Evidence for the Model's effectiveness is mixed but includes successful case studies from Mayo Clinic sepsis initiatives, Institute for Healthcare Improvement collaboratives that reduced central line–associated bloodstream infections, and improvement efforts in National Health Service trusts that lowered waiting times. Systematic reviews compare Model-based interventions with Lean and Six Sigma projects in contexts ranging from Johns Hopkins Hospital patient safety programs to manufacturing at General Electric; results often show rapid local gains but variable sustainability. Large-scale trials and quasi-experimental studies funded by agencies such as Agency for Healthcare Research and Quality and evaluations by King’s Fund document both process improvements and challenges in translating pilot gains into widespread, durable change.

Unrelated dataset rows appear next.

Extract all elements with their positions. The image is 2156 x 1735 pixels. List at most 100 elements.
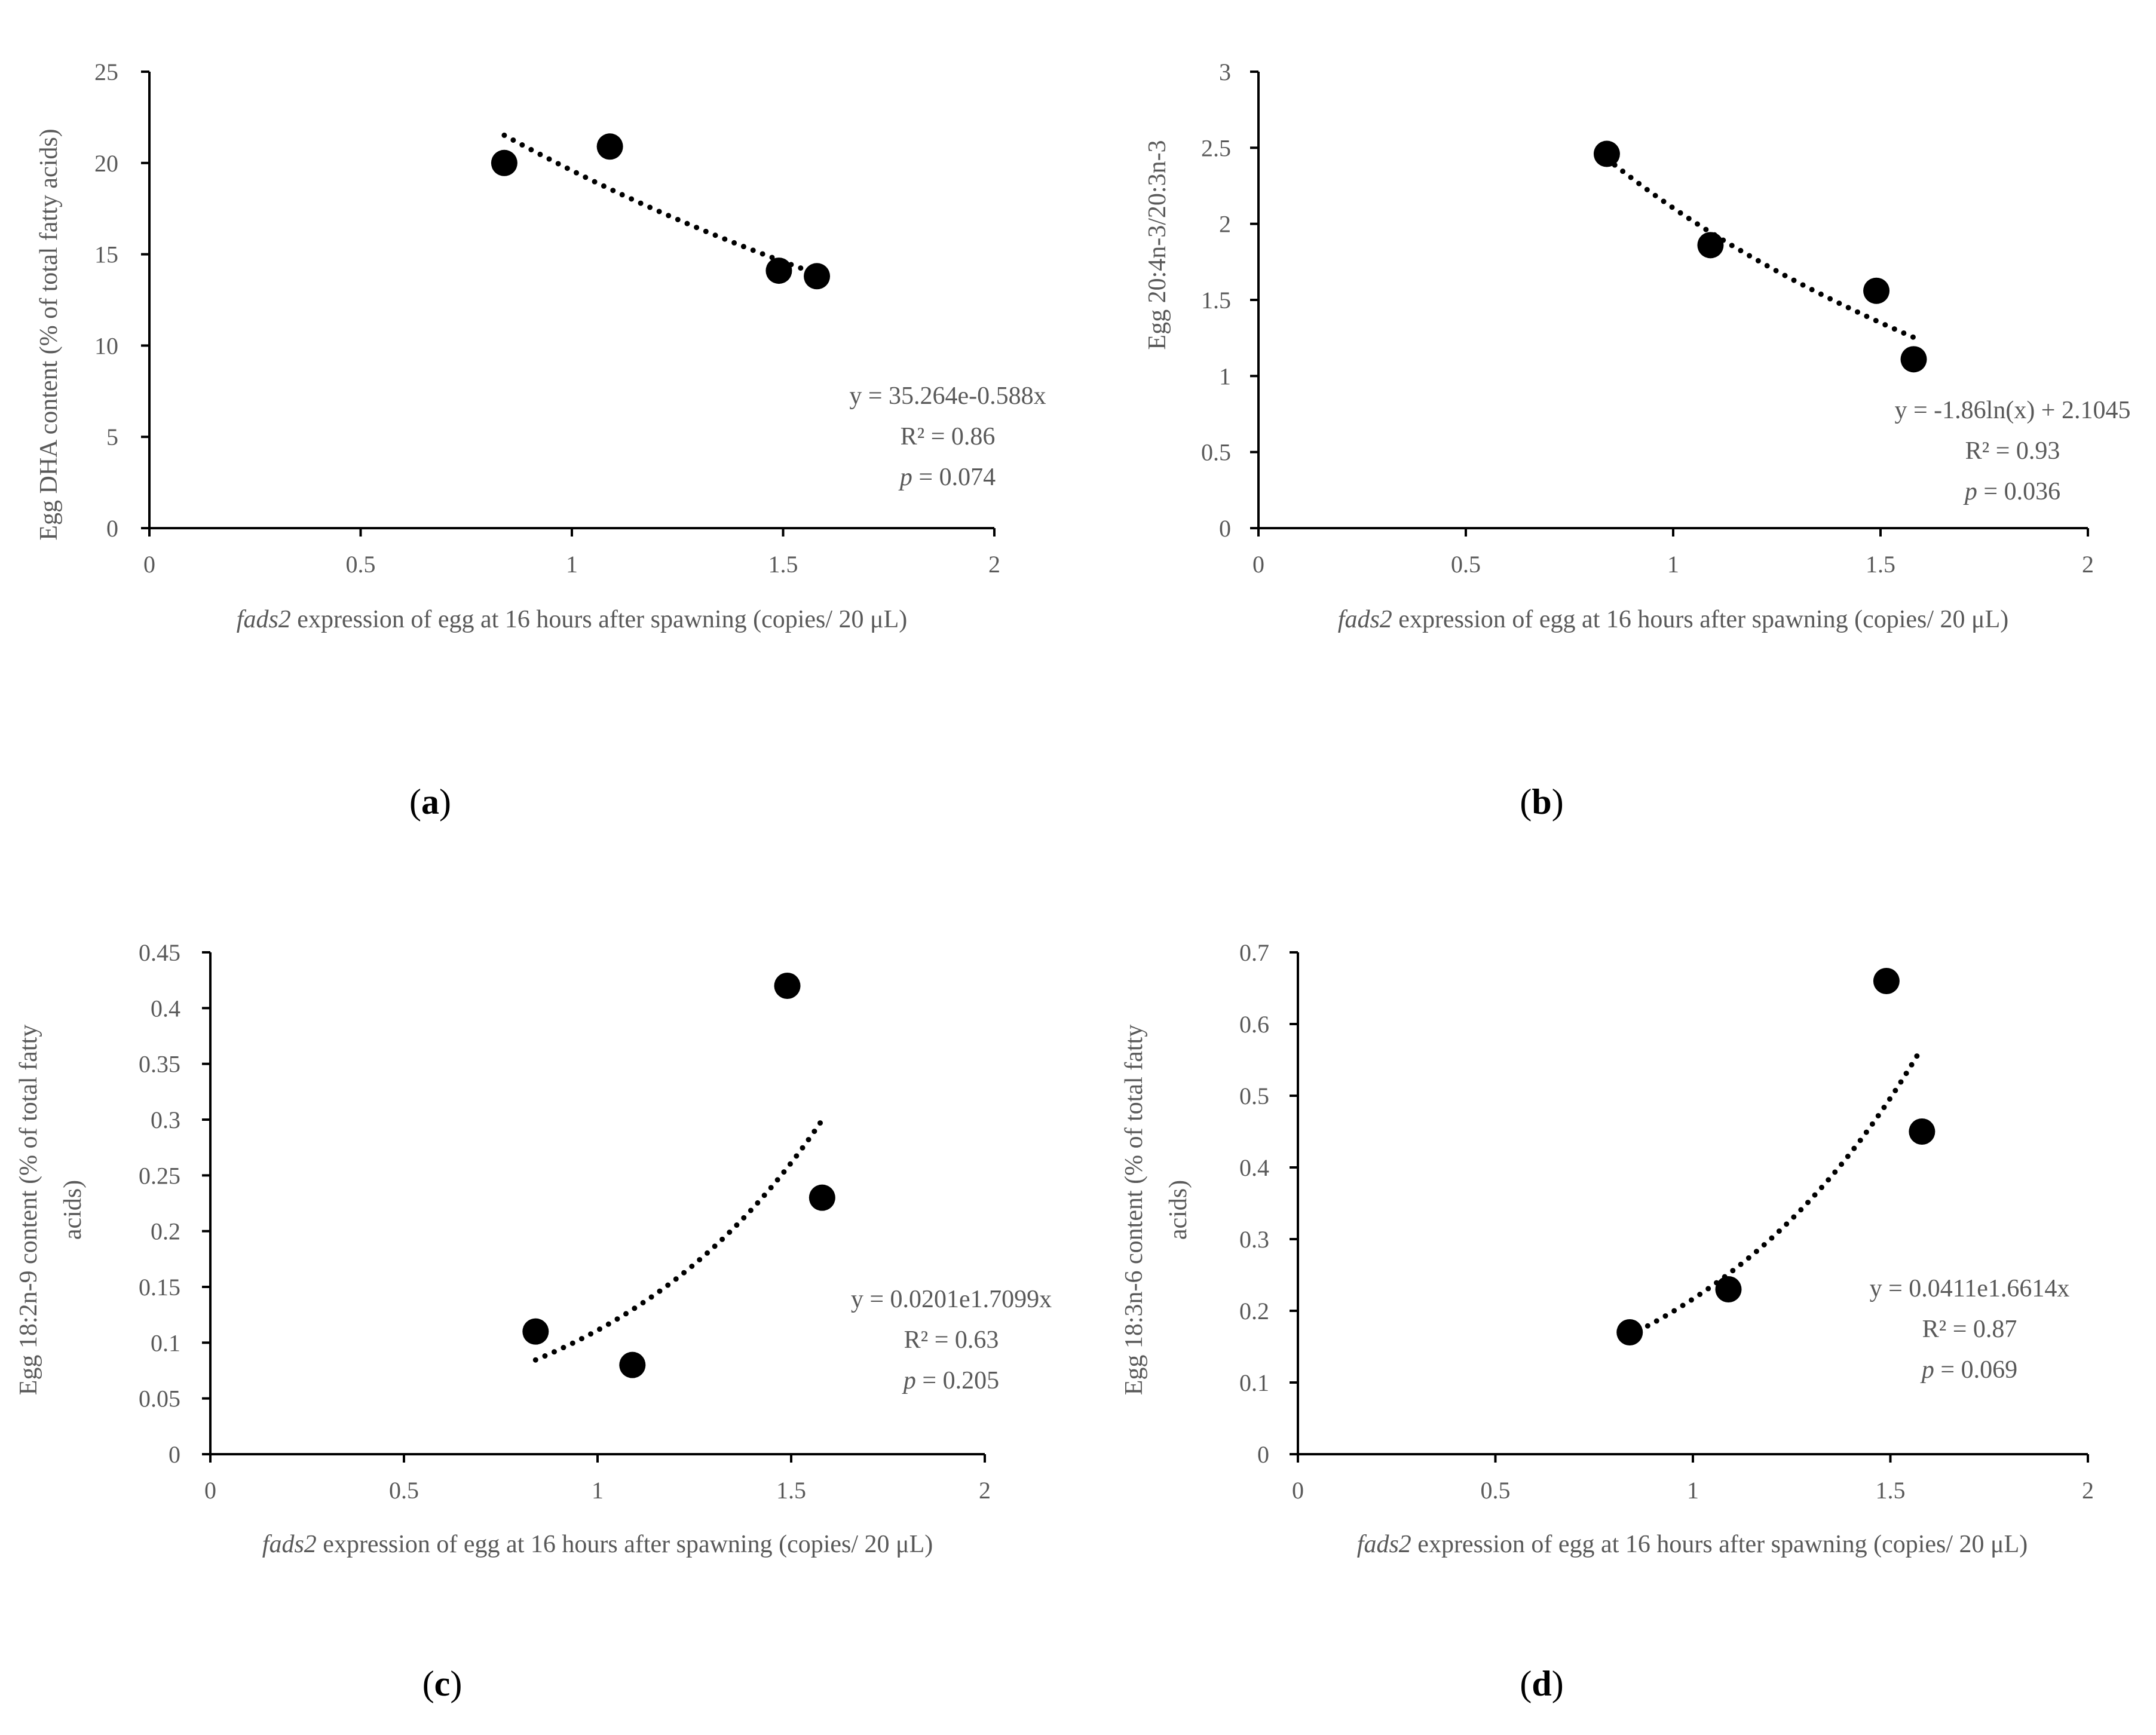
data-point [1900, 346, 1927, 373]
trend-equation: y = -1.86ln(x) + 2.1045 [1894, 397, 2130, 424]
x-axis-title: fads2 expression of egg at 16 hours afte… [1357, 1531, 2028, 1558]
panel-label-open: ( [1520, 1664, 1532, 1703]
x-axis-title-rest: expression of egg at 16 hours after spaw… [1411, 1531, 2028, 1558]
data-point [804, 263, 831, 290]
y-tick-label: 3 [1219, 59, 1231, 85]
x-tick-label: 2 [2082, 1477, 2094, 1504]
panel-label-open: ( [409, 782, 421, 821]
x-tick-label: 0 [1252, 551, 1264, 578]
trendline [501, 132, 820, 277]
x-tick-label: 1 [1687, 1477, 1699, 1504]
x-tick-label: 0.5 [1451, 551, 1481, 578]
x-axis-title-gene: fads2 [262, 1531, 317, 1558]
y-axis-title: acids) [1165, 1180, 1192, 1240]
panel-label-close: ) [439, 782, 451, 821]
y-tick-label: 0.15 [139, 1274, 180, 1301]
y-axis-title: acids) [59, 1180, 87, 1240]
trend-equation: y = 0.0201e1.7099x [851, 1286, 1052, 1313]
panel-label-letter: b [1532, 782, 1551, 821]
y-tick-label: 0.4 [151, 995, 180, 1022]
panel-label: (d) [1520, 1664, 1563, 1703]
p-symbol: p [1963, 478, 1977, 505]
p-value: = 0.036 [1977, 478, 2060, 505]
y-tick-label: 10 [94, 332, 118, 359]
y-tick-label: 0.05 [139, 1385, 180, 1412]
chart-b: 0 0.5 1 1.5 2 2.5 3 0 0.5 1 1.5 2 fads2 expression o… [1144, 59, 2131, 633]
y-tick-label: 20 [94, 150, 118, 177]
x-tick-label: 2 [979, 1477, 991, 1504]
x-tick-label: 1 [592, 1477, 604, 1504]
p-value-label: p = 0.036 [1963, 478, 2060, 505]
x-axis-title-gene: fads2 [237, 606, 291, 633]
p-value: = 0.205 [916, 1367, 999, 1394]
y-tick-label: 0.4 [1239, 1154, 1269, 1181]
x-tick-label: 1.5 [776, 1477, 806, 1504]
x-axis-title-gene: fads2 [1357, 1531, 1411, 1558]
x-tick-label: 0.5 [389, 1477, 419, 1504]
y-axis-title: Egg 18:3n-6 content (% of total fatty [1120, 1025, 1148, 1396]
y-tick-label: 1.5 [1201, 287, 1231, 314]
trend-equation: y = 0.0411e1.6614x [1870, 1275, 2070, 1302]
panel-label-close: ) [450, 1664, 462, 1703]
y-axis-title: Egg 20:4n-3/20:3n-3 [1144, 140, 1171, 350]
p-value-label: p = 0.205 [902, 1367, 999, 1394]
panel-label-close: ) [1552, 1664, 1564, 1703]
panel-label-letter: c [434, 1664, 451, 1703]
x-tick-label: 0 [1292, 1477, 1304, 1504]
y-tick-label: 0 [1219, 515, 1231, 542]
p-symbol: p [1920, 1356, 1934, 1384]
panel-label-letter: a [421, 782, 439, 821]
data-point [1715, 1276, 1742, 1302]
data-point [1593, 140, 1620, 167]
data-point [765, 258, 792, 284]
y-tick-label: 2 [1219, 211, 1231, 238]
x-tick-label: 0.5 [346, 551, 376, 578]
y-tick-label: 0.2 [151, 1218, 180, 1245]
data-point [1697, 232, 1724, 259]
x-tick-label: 1 [1667, 551, 1679, 578]
panel-label: (b) [1520, 782, 1563, 821]
y-tick-label: 0.35 [139, 1051, 180, 1078]
r-squared-label: R² = 0.86 [901, 423, 996, 450]
x-axis-title: fads2 expression of egg at 16 hours afte… [1338, 606, 2008, 633]
x-axis-title-gene: fads2 [1338, 606, 1392, 633]
x-tick-label: 1.5 [1866, 551, 1895, 578]
chart-a: 0 5 10 15 20 25 0 0.5 1 1.5 2 fads2 expression of e… [35, 59, 1046, 633]
trendline [1604, 156, 1916, 341]
data-point [596, 133, 623, 160]
p-value: = 0.069 [1934, 1356, 2017, 1384]
x-tick-label: 0 [204, 1477, 216, 1504]
y-tick-label: 0.45 [139, 939, 180, 966]
p-value: = 0.074 [912, 464, 996, 491]
panel-label-open: ( [422, 1664, 434, 1703]
r-squared-label: R² = 0.63 [904, 1326, 999, 1354]
y-tick-label: 0.5 [1239, 1083, 1269, 1109]
y-tick-label: 0 [1257, 1441, 1269, 1468]
x-tick-label: 1.5 [768, 551, 798, 578]
p-symbol: p [898, 464, 912, 491]
data-point [1616, 1319, 1643, 1345]
y-tick-label: 0.3 [151, 1106, 180, 1133]
trendline [1627, 1044, 1925, 1338]
y-tick-label: 25 [94, 59, 118, 85]
data-point [808, 1184, 835, 1211]
p-value-label: p = 0.074 [898, 464, 996, 491]
p-symbol: p [902, 1367, 916, 1394]
y-tick-label: 2.5 [1201, 134, 1231, 161]
data-point [491, 149, 517, 176]
panel-label: (c) [422, 1664, 463, 1703]
y-axis-title: Egg 18:2n-9 content (% of total fatty [15, 1025, 42, 1396]
chart-c: 0 0.05 0.1 0.15 0.2 0.25 0.3 0.35 0.4 0.45 0 0.5 1 1.… [15, 939, 1052, 1558]
x-tick-label: 2 [988, 551, 1000, 578]
panel-label-letter: d [1532, 1664, 1551, 1703]
y-axis-title: Egg DHA content (% of total fatty acids) [35, 128, 63, 540]
data-point [1909, 1118, 1936, 1145]
x-tick-label: 1 [566, 551, 578, 578]
x-tick-label: 1.5 [1876, 1477, 1906, 1504]
chart-d: 0 0.1 0.2 0.3 0.4 0.5 0.6 0.7 0 0.5 1 1.5 2 fads2 exp… [1120, 939, 2094, 1558]
data-point [1873, 968, 1900, 994]
r-squared-label: R² = 0.93 [1965, 437, 2060, 465]
data-point [1863, 277, 1890, 304]
trend-equation: y = 35.264e-0.588x [849, 382, 1046, 410]
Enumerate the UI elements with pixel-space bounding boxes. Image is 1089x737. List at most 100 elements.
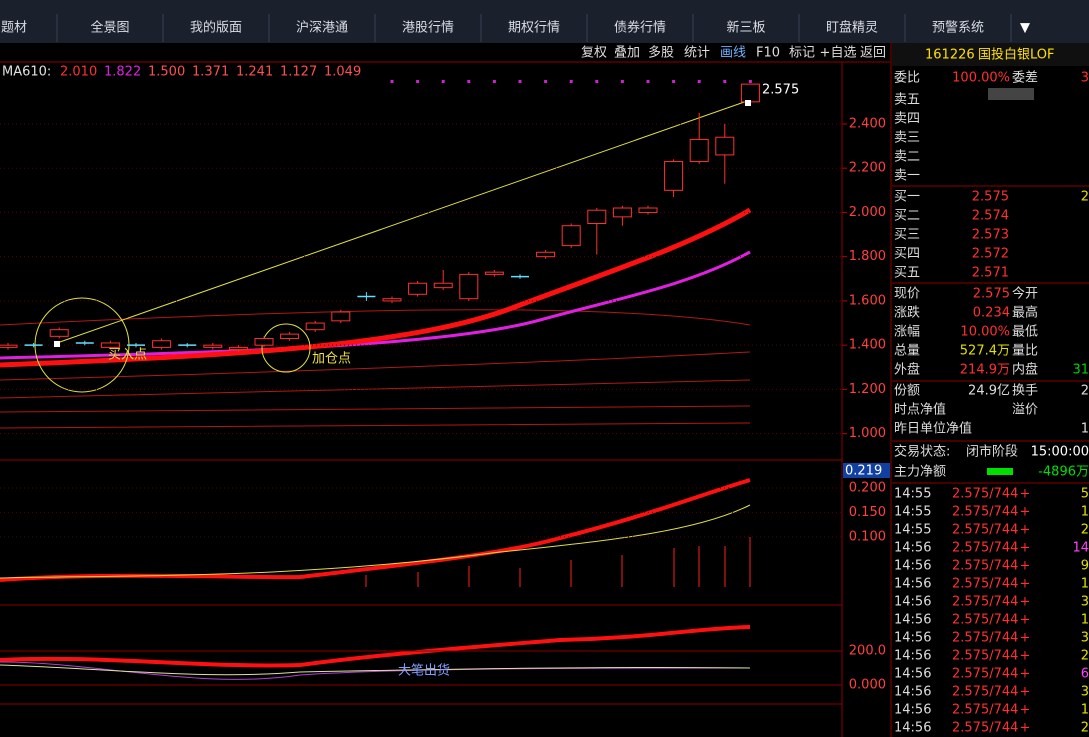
status-label: 交易状态: [894, 444, 950, 460]
sell-label: 卖一 [894, 169, 920, 184]
tab-dropdown[interactable]: ▼ [1020, 21, 1030, 36]
y-tick-label: 0.000 [849, 678, 886, 693]
tick-time: 14:56 [894, 613, 931, 628]
tab[interactable]: 新三板 [726, 20, 765, 36]
candle-body [536, 251, 556, 258]
y-tick-label: 2.000 [849, 205, 886, 220]
fund-label: 时点净值 [894, 402, 946, 418]
volume-line [0, 504, 751, 579]
annotation: 买入点 [108, 348, 147, 363]
buy-label: 买一 [894, 190, 920, 205]
ma-line [0, 250, 751, 360]
tab[interactable]: 期权行情 [508, 20, 560, 36]
collapse-button[interactable] [988, 88, 1034, 100]
tick-price: 2.575/744 [952, 667, 1018, 682]
signal-dot [416, 80, 420, 83]
toolbar-button[interactable]: 画线 [720, 46, 746, 61]
tab[interactable]: 债券行情 [614, 20, 666, 36]
flow-line [0, 661, 751, 680]
candle-body [382, 298, 402, 302]
tab[interactable]: 沪深港通 [296, 20, 348, 36]
stat-label: 现价 [894, 287, 920, 302]
tick-volume: 2 [1081, 649, 1089, 664]
tab[interactable]: 题材 [1, 21, 27, 36]
tick-time: 14:56 [894, 667, 931, 682]
tick-volume: 1 [1081, 613, 1089, 628]
toolbar-button[interactable]: 标记 [789, 46, 815, 61]
signal-dot [467, 80, 471, 83]
candle-body [715, 136, 735, 156]
stat-label: 今开 [1012, 286, 1038, 302]
tick-volume: 2 [1081, 721, 1089, 736]
annotation: 大笔出货 [398, 663, 450, 679]
toolbar-button[interactable]: 统计 [684, 46, 710, 61]
buy-price: 2.574 [972, 209, 1009, 224]
buy-label: 买四 [894, 247, 920, 262]
tick-price: 2.575/744 [952, 523, 1018, 538]
fund-value: 1 [1081, 422, 1089, 437]
stat-label: 量比 [1012, 344, 1038, 359]
ma-line [0, 351, 751, 381]
signal-dot [492, 80, 496, 83]
tick-side: + [1020, 685, 1031, 700]
stat-value: 2.575 [973, 287, 1010, 302]
indicator-value: 1.822 [104, 65, 141, 80]
candle-body [408, 282, 428, 295]
tick-time: 14:56 [894, 577, 931, 592]
signal-dot [748, 80, 752, 83]
net-label: 主力净额 [894, 465, 946, 480]
net-value: -4896万 [1038, 465, 1089, 480]
tab[interactable]: 我的版面 [190, 20, 242, 36]
buy-price: 2.572 [972, 247, 1009, 262]
tick-volume: 6 [1081, 667, 1089, 682]
tick-price: 2.575/744 [952, 577, 1018, 592]
tick-volume: 1 [1081, 505, 1089, 520]
indicator-value: 1.241 [236, 65, 273, 80]
toolbar-button[interactable]: +自选 [820, 46, 857, 61]
tick-price: 2.575/744 [952, 703, 1018, 718]
fund-name: 国投白银LOF [978, 47, 1055, 63]
tab[interactable]: 全景图 [90, 20, 129, 36]
price-marker [54, 341, 60, 347]
stat-value: 214.9万 [960, 363, 1010, 378]
toolbar-button[interactable]: F10 [756, 46, 780, 61]
toolbar-button[interactable]: 复权 [581, 45, 607, 61]
tick-side: + [1020, 559, 1031, 574]
y-tick-label: 2.200 [849, 161, 886, 176]
signal-dot [390, 80, 394, 83]
tick-volume: 5 [1081, 487, 1089, 502]
signal-dot [672, 80, 676, 83]
signal-dot [723, 80, 727, 83]
tick-price: 2.575/744 [952, 721, 1018, 736]
tab[interactable]: 预警系统 [932, 20, 984, 36]
tick-side: + [1020, 505, 1031, 520]
stat-value: 0.234 [973, 306, 1010, 321]
signal-dot [518, 80, 522, 83]
tick-volume: 9 [1081, 559, 1089, 574]
candle-body [587, 209, 607, 224]
fund-code: 161226 [925, 48, 975, 63]
tick-volume: 14 [1072, 541, 1089, 556]
candle-body [689, 138, 709, 163]
y-tick-label: 1.600 [849, 293, 886, 308]
tab[interactable]: 盯盘精灵 [826, 20, 878, 36]
y-tick-label: 1.000 [849, 426, 886, 441]
toolbar-button[interactable]: 返回 [860, 46, 886, 61]
candle-body [561, 225, 581, 247]
candle-body [49, 329, 69, 337]
y-tick-label: 1.800 [849, 249, 886, 264]
candle-body [664, 161, 684, 191]
toolbar-button[interactable]: 多股 [648, 45, 674, 61]
label: 委比 [894, 71, 920, 86]
stat-label: 外盘 [894, 362, 920, 378]
candle-body [228, 346, 248, 351]
tick-side: + [1020, 523, 1031, 538]
candle-body [638, 207, 658, 213]
tick-side: + [1020, 541, 1031, 556]
buy-price: 2.573 [972, 228, 1009, 243]
fund-label: 昨日单位净值 [894, 421, 972, 437]
tick-price: 2.575/744 [952, 541, 1018, 556]
net-bar [987, 468, 1013, 475]
tab[interactable]: 港股行情 [402, 21, 454, 36]
toolbar-button[interactable]: 叠加 [614, 46, 640, 61]
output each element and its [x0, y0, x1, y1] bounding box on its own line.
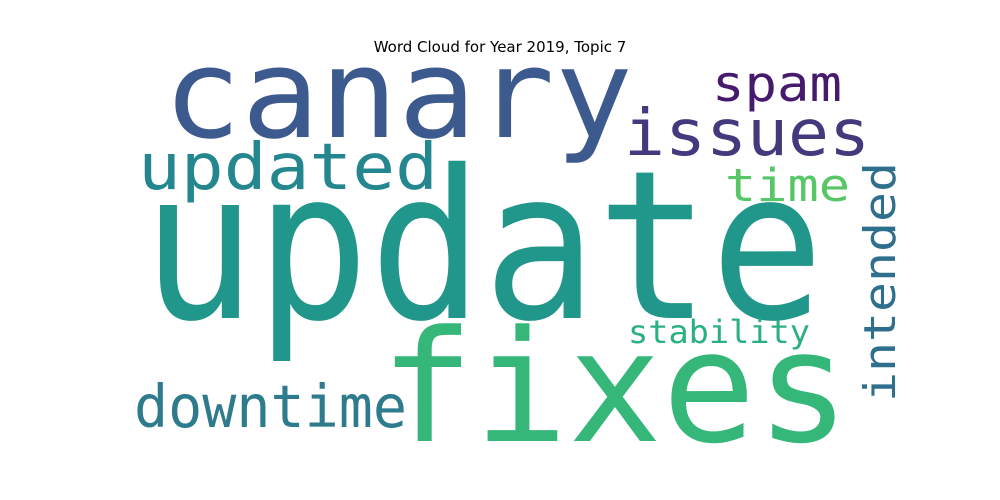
word-downtime: downtime: [134, 372, 407, 441]
word-time: time: [725, 159, 850, 212]
word-canary: canary: [163, 23, 633, 167]
word-updated: updated: [138, 131, 438, 205]
word-update: update: [142, 126, 824, 367]
chart-title: Word Cloud for Year 2019, Topic 7: [373, 38, 627, 56]
word-intended: intended: [855, 162, 906, 402]
word-stability: stability: [628, 313, 810, 351]
word-fixes: fixes: [380, 297, 850, 478]
word-issues: issues: [624, 97, 870, 171]
word-spam: spam: [712, 55, 842, 113]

Critics note that the Model's simplicity can obscure complexity, and that PDSA cycles may be applied superficially without robust statistical design, a concern raised in critiques from academic centers such as Harvard Medical School and University of Pennsylvania Health System. Other limitations include variability in measurement rigor identified by reviewers at Cochrane Collaboration and scalability problems documented in national programs evaluated by National Audit Office and Healthcare Quality Improvement Partnership. Organizational barriers—highlighted in analyses from Institute of Medicine—such as leadership turnover, resource constraints, and misalignment with incentive structures like those from Centers for Medicare & Medicaid Services can impede long-term impact.